Proyek Jembatan Terbengkalai, Guspardi Desak Segera Dituntaskan
  • Home
  • Agam
  • Proyek Jembatan Terbengkalai, Guspardi Desak Segera Dituntaskan

Proyek Jembatan Terbengkalai, Guspardi Desak Segera Dituntaskan

Wakil Ketua DPRD SUmbar Guspardi Gaus meninjau proyek jembatan Lubuk Gadang, Palembayan Kabupaten Agam, Sabtu (15/12). (Febry)

AGAM – Proyek pekerjaan jembatan di Lubuk Gadang Kecamatan Palembayan, pada ruas jalan penghubung ke Kecamatan Matur belum kunjung tuntas. Proyek bernilai kontrak sekitar Rp4,8 miliar itu didanai oleh APBD Provinsi Sumater Barat tahun 2018 harusnya sudah selesai pada 19 November 2018 lalu.

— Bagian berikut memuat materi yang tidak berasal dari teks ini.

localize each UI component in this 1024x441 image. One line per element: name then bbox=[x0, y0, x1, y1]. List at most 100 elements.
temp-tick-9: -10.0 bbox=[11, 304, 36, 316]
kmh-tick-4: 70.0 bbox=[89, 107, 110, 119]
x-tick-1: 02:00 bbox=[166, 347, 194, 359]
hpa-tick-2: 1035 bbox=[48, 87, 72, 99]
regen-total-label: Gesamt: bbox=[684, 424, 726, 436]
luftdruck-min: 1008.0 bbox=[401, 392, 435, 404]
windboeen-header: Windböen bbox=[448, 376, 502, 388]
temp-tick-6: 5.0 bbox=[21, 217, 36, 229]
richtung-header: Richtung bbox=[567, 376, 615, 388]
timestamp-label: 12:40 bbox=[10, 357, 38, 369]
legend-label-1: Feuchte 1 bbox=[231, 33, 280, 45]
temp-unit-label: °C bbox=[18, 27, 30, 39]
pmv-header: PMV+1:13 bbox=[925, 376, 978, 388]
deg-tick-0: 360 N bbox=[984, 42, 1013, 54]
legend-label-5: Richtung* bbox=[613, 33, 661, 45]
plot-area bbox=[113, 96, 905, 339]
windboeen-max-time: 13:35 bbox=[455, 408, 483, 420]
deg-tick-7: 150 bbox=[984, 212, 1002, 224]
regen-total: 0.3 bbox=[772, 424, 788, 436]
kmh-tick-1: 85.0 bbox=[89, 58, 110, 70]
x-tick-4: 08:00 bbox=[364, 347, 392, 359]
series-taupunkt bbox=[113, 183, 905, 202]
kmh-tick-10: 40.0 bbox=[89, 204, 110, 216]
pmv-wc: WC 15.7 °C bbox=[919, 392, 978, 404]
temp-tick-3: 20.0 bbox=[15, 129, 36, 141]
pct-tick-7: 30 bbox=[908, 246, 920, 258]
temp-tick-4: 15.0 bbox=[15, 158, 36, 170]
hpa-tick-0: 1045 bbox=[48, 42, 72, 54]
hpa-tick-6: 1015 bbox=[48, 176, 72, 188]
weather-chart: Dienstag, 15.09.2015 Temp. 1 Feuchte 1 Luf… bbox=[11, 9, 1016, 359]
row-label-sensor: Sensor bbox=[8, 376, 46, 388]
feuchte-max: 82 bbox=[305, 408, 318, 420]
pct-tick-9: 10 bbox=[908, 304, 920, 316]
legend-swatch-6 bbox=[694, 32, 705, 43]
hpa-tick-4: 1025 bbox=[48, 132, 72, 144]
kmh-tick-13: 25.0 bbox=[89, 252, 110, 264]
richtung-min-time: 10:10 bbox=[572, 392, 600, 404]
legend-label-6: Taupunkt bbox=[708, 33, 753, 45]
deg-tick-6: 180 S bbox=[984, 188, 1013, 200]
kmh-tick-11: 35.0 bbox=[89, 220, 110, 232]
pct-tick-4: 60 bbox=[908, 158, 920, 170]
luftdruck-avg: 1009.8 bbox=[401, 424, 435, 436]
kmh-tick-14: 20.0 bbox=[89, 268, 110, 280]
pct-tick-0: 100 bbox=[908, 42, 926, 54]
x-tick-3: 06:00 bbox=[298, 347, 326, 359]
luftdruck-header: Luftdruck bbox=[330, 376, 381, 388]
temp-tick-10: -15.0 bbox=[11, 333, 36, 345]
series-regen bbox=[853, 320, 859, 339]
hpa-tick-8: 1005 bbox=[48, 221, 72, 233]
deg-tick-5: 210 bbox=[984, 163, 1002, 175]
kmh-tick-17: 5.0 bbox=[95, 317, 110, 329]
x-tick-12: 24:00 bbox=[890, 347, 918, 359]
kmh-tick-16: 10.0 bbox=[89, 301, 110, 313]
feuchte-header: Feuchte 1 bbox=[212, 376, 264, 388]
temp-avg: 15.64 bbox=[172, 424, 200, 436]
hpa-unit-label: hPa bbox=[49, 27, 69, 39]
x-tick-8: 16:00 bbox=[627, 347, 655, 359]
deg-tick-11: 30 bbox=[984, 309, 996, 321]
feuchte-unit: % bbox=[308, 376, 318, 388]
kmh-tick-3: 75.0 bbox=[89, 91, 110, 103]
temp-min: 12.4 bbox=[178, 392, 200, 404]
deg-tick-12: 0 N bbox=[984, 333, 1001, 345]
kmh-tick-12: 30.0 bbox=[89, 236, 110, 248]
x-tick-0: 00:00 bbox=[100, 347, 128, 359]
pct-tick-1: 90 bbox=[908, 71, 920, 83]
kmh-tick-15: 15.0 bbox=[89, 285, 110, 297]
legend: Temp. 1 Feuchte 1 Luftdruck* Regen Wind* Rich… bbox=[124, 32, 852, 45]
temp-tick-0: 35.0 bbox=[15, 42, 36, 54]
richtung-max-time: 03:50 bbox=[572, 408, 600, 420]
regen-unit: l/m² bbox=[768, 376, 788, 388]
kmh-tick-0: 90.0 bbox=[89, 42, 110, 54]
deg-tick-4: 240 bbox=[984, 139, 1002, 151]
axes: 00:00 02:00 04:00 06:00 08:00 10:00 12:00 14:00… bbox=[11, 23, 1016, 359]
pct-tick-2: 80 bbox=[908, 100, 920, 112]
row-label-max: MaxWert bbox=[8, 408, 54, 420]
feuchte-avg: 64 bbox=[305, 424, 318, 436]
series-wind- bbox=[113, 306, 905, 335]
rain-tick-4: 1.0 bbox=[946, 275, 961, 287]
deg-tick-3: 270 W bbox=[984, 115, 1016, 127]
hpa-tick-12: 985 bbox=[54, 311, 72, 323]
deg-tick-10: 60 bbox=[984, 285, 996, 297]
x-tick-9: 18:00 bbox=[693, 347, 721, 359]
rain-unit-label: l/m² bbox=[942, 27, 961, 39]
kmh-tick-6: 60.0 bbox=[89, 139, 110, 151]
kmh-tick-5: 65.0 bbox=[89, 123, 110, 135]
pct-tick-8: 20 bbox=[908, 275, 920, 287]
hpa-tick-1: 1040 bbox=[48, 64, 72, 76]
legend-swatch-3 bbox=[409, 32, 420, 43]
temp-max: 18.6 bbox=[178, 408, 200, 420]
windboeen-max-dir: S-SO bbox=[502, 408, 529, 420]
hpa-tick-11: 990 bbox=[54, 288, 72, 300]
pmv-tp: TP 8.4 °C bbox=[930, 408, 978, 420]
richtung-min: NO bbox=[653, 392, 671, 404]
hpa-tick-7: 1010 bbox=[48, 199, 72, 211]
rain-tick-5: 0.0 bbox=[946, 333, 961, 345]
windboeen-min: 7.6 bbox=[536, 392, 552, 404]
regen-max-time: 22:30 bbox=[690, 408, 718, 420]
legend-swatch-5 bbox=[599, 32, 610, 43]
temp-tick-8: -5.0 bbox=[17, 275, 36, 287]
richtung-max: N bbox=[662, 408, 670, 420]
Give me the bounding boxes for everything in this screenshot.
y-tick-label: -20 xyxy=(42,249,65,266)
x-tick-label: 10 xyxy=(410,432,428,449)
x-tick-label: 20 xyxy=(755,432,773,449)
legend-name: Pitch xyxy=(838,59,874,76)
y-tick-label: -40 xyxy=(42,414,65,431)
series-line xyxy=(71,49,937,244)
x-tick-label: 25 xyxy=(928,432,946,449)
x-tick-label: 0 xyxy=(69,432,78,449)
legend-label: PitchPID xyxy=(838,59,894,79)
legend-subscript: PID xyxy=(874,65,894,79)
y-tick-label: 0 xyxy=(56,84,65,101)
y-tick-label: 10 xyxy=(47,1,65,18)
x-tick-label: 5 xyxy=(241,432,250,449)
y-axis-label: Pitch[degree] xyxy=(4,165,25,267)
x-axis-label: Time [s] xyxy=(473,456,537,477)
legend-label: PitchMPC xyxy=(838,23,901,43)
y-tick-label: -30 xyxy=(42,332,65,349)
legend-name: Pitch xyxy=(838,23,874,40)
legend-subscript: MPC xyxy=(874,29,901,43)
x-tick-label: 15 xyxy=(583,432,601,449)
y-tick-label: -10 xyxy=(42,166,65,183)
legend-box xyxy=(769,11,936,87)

Wakil Ketua Dewan Perwakilan Rakyat Daerah (DPRD) Provinsi Sumatera Barat Guspardi Gaus mendesak proyek tersebut segera dituntaskan. Menurutnya, jembatan tersebut sangat vital bagi masyarakat.

“Seperti kita lihat, proyek ini sudah berjalan sejak Apri 2018 namun sampai saat ini kondisinya masih terbengkalai, sementara jalan ini sangat vital bagi masyarakat,” kata Guspardi saat meninjau jembatan tersebut, Sabtu (15/12).

Guspardi menyebutkan, jembatan tersebut berada pada ruas jalan Palembayan – Matur. Jalur tersebut merupakan jalur alternatif ke Kota Bukittinggi baik dari Kecamatan Ampek Nagari, Kecamatan Palembayan maupun dari Kabupaten Pasaman Barat.

“Jadi sangat vital sehingga harus segera dituntaskan,” jelasnya.

Proyek pembangunan jembatan Lubuk Gadang Kecamatan Palembayan tersebut dikerjakan oleh PT Sinatria Inti Surya dengan nomor kontrak 630/96KTR-BM/ 2018 tertanggal 19 April 2018 dengan waktu pelaksanaan 210 hari kalender. Hingga saat peninjauan oleh Wakil Ketua DPRD Guspardi Gaus, proyek tersebut masih dalam kondisi pengerjaan 54 persen, menurut Muhammad Yusuf, salah seorang pengawas dari pihak kontraktor.

“Kondisi proyek sampai saat ini baru sekitar 54 persen, masih ada 46 persen lagi yang harus dikerjakan,” katanya.

Dia mengakui, pihak kontraktor mendapatkan denda kerja 50 hari karena kontrak sudah habis pada tanggal 19 November 2018 lalu. Selama masa 50 hari itu, proyek harus dikerjakan.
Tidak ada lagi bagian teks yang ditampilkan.